In adults, similar symptoms can cripple once healthy farmers, who are left unable to make a fist.

However, the Chinese health system is under-funded and has more pressing illnesses to worry about, such as tuberculosis, so “big bone disease” is not a priority.

Little is known about Kashin-Beck disease, and the cause is still a mystery, although a poor water supply, fungal toxins in grain and iodine deficiencies have all been mooted as possible causes.

A lack of selenium and other nutrients in the diet and farming in mineral-poor soil are also contributing factors.

“The other students and I are really happy to come to a new school. It means we won’t get this weird disease,” says Huadan Jiamucuo (14), a Tibetan student who comes from Sichuan’s Aba county.

His hometown is Hezhi, which has been badly affected by Kashin-Beck disease and is one of the towns where the government follows a policy of “education in other places” – he has been sent to boarding school in a non-affected area. His father died young and his mother has Kashin-Beck and is unable to work.

“Teachers often give me remedial teaching. My classmates are also eager to help me. My grades have improved. The most important thing is that we never have to worry about the Kashin-Beck disease,” says Huadan.

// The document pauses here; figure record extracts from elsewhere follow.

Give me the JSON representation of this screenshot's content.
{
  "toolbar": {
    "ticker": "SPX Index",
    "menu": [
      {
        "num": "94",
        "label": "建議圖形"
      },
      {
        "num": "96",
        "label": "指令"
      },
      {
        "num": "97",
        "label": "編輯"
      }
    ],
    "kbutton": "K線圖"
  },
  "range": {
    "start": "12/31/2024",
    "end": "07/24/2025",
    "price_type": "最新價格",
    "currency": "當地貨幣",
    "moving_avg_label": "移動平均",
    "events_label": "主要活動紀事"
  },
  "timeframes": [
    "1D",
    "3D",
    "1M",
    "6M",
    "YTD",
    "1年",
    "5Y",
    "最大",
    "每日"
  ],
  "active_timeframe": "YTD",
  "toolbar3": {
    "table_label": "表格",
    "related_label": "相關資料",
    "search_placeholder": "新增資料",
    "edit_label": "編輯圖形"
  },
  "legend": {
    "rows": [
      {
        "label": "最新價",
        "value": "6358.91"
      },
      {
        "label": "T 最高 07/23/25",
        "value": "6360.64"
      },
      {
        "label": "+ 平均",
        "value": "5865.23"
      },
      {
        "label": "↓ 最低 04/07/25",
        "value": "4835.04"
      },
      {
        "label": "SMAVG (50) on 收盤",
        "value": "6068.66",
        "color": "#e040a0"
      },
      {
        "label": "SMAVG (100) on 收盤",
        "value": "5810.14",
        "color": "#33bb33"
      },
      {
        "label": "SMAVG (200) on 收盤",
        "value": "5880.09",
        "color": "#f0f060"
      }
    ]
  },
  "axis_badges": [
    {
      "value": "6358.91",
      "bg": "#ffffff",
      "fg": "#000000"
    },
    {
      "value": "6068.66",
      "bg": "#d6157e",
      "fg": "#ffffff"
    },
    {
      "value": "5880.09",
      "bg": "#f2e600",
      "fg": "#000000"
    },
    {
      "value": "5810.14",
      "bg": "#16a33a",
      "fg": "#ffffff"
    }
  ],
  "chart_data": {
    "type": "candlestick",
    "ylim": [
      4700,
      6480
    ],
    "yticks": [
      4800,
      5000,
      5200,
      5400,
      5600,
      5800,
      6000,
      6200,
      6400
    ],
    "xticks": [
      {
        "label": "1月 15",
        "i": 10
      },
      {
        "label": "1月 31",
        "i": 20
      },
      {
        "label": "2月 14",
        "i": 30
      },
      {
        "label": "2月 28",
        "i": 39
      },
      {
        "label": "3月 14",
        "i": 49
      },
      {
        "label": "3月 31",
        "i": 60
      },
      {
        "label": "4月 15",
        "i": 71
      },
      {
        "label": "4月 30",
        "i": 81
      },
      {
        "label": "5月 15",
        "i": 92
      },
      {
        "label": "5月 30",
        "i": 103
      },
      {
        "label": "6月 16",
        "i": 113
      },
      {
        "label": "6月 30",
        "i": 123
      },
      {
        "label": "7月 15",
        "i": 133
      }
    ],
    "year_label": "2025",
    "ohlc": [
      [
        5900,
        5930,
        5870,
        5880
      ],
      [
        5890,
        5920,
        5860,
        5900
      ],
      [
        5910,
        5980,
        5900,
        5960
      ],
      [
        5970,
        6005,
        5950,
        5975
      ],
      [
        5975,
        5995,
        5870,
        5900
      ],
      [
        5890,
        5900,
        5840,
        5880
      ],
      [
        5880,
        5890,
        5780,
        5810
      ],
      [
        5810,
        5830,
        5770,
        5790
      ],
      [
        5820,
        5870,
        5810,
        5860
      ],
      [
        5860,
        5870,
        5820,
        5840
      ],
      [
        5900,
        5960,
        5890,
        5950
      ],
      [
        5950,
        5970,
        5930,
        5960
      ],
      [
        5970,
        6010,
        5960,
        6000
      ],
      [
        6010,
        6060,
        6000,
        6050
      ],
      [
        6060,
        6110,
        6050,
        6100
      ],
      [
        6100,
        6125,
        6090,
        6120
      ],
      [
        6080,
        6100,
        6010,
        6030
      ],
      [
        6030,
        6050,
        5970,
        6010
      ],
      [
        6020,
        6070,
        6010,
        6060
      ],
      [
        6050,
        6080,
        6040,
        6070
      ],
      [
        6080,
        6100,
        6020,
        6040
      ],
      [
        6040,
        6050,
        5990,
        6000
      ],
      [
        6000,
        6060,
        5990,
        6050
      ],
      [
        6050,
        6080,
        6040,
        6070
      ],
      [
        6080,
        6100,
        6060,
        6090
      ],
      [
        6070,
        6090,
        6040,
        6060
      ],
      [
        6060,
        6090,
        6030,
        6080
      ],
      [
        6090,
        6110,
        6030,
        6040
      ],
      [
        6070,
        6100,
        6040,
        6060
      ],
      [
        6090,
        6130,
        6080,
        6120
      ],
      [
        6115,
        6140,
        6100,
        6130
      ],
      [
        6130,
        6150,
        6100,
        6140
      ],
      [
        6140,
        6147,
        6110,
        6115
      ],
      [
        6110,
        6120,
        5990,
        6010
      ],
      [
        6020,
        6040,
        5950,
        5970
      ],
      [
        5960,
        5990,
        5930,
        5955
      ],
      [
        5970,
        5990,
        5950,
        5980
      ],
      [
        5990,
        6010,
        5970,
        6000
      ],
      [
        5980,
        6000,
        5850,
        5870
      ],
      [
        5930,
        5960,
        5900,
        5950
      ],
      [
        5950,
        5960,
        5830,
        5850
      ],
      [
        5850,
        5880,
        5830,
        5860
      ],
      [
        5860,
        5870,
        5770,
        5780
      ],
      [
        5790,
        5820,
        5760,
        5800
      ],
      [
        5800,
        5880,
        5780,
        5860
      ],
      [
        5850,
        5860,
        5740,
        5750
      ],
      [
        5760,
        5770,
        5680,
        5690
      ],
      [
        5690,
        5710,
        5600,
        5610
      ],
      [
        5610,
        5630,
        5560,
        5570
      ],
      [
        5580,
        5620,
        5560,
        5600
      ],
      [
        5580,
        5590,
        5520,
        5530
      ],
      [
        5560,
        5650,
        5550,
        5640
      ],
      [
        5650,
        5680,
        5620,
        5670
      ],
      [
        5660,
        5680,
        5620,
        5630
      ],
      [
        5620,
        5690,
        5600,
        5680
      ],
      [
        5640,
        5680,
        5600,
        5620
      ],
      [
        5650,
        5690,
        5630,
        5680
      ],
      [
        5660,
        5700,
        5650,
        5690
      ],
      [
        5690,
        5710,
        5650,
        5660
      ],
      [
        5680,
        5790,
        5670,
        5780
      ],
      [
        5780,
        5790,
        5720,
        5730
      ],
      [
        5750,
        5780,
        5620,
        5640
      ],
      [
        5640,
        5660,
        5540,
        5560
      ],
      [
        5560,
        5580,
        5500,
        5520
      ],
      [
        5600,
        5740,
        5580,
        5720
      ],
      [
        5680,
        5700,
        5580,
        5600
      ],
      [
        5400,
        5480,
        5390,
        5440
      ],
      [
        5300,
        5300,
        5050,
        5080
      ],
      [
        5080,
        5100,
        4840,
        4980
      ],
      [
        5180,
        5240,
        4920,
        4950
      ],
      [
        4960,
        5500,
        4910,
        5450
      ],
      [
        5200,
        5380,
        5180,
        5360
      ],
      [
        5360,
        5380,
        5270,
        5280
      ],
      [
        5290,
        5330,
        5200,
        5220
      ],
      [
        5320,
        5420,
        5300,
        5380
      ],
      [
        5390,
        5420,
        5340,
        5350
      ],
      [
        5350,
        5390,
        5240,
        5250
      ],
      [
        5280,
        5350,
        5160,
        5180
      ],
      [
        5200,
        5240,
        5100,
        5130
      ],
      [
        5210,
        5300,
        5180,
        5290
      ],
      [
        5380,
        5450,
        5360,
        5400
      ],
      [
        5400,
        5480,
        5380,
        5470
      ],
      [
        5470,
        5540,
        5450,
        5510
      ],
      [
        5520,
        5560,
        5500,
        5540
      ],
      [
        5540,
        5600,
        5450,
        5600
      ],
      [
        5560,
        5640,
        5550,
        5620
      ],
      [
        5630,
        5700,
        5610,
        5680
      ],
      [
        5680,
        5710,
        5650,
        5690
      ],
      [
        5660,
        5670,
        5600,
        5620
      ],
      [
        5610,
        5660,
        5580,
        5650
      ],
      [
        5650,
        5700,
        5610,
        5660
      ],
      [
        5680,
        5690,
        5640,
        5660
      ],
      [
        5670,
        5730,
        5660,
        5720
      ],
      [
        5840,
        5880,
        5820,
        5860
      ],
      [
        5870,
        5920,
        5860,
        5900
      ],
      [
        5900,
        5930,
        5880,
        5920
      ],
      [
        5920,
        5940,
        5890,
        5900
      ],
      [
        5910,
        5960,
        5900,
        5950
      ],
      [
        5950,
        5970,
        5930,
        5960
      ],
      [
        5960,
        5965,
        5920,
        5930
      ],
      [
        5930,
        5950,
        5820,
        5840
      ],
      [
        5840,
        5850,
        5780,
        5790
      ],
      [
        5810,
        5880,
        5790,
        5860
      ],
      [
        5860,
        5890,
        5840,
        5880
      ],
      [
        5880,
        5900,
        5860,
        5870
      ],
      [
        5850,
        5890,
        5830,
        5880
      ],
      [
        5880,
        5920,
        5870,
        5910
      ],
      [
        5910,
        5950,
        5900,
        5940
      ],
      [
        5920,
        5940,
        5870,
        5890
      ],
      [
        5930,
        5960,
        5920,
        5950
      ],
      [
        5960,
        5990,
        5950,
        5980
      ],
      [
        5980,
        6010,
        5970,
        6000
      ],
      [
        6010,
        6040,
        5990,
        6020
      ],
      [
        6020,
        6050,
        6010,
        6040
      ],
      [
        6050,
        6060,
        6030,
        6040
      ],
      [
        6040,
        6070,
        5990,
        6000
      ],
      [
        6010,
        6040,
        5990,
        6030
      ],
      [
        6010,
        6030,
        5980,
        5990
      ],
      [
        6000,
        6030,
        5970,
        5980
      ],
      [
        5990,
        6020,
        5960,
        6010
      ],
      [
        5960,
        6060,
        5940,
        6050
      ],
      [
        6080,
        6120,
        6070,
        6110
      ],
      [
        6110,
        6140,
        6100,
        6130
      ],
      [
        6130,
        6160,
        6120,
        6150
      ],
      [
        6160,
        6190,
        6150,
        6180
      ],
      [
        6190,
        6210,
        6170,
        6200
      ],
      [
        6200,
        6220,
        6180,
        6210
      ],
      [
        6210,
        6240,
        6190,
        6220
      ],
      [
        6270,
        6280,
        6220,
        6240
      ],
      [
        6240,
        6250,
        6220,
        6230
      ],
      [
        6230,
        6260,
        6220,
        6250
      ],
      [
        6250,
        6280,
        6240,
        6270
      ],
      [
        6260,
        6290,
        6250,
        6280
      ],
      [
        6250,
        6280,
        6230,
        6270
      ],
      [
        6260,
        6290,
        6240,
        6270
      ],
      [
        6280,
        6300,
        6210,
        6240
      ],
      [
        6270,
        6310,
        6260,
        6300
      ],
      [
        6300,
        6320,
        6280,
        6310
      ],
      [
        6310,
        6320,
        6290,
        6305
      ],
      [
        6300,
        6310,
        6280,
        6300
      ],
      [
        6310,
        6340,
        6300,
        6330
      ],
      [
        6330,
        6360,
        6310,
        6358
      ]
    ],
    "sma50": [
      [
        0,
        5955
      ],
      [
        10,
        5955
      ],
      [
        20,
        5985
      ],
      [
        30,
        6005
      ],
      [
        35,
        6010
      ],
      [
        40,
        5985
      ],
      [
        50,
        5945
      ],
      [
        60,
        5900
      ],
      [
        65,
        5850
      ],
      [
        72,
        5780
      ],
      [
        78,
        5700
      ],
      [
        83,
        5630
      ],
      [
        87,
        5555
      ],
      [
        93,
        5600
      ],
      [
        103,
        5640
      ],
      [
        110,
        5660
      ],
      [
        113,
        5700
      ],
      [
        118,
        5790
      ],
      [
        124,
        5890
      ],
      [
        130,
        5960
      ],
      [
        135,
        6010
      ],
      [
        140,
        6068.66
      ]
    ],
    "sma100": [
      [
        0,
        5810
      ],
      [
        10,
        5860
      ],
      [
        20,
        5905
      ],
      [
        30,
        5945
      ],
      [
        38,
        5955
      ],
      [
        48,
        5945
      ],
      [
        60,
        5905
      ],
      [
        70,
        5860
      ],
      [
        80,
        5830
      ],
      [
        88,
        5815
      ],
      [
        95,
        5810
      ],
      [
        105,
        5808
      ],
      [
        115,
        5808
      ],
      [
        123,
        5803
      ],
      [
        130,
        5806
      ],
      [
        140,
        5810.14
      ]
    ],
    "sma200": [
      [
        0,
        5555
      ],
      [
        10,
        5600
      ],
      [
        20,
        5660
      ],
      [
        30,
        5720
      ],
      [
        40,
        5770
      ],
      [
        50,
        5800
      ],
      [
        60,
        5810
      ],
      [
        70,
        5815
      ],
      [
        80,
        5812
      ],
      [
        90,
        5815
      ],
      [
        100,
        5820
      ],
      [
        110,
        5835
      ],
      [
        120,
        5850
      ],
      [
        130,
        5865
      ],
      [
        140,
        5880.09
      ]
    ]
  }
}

Huadan is one of thousands of students from Aba county who have been moved out of the affected areas. It’s a difficult disease to combat as it is still under-researched and there is little documentation of the illness.

The remoteness of the areas and the lack of funding until now means that there has been little opportunity to carry out measures such as randomised controlled trials.

Some 312,000 farmers and herdsmen from nearly 60,000 families have been moved from shanty homes into new solid brick houses in Tibet this year under a government-subsidised housing project aimed at improving living conditions.

The Chinese government has introduced a plan with a total investment of €25 million to allow 26,000 students from Aba to study in boarding schools in non-disease areas.

“This means children can get away from the disease area during an important growth period. The disease chain could be cut off and the education they receive means they can provide a local back-up, high-quality labour force. This policy has a multiplier effect,” says Fu Ming from the Civil Affairs Office of the education department in Sichuan province.

“We will expand and build from scratch 70 schools for this project.”

The majority of schools are already completed and all children from Kashin-Beck disease areas will receive compulsory education free.

“Students from poor families can also enjoy a boarding living allowance, with the subsidy of 100 yuan [about €10] per person per month,” says Fu.

The policy of beating the disease is not only focused on education in other areas, but also on people giving birth in other non-affected parts and even by huge relocation projects. Tens of thousands of people have been moved out of the worst-affected areas in Sichuan and Shaanxi provinces.

Other ways of combating the disease seem to have to do with changing the way that the grain is stored, which has proven successful in Heilongjang province and in North Korea. A clean environment can help to stop fungal growth in the grain.

Also changing water sources to deep well water has been reported to decrease the contamination rate.

One of the most active groups in combating the illness has been the Belgian wing of Médecins Sans Frontières, which runs a physical therapy programme which aims to alleviate the symptoms of KBD patients with advanced joint impairment and pain in Lhasa prefecture. After running the MSF programme for 10 years, Dr Francoise Mathieu continued the programme in 2002 under the auspices of a new organisation, the Kashin-Beck Disease Fund (KBDF). Even though there is a fair degree of mystery surrounding the disease and its origins, and indeed ways to cure it, the incidence of dwarfism and other serious effects of the disease are slowly lessening, even in the worst-affected areas.

Speaking to Sciencemagazine recently, Liu Yunqi, a professor at Harbin Medical University's Kashin-Beck Disease Institute, predicted that by 2020, there will be no new KBD cases.

“The disease will be totally under control,” he says.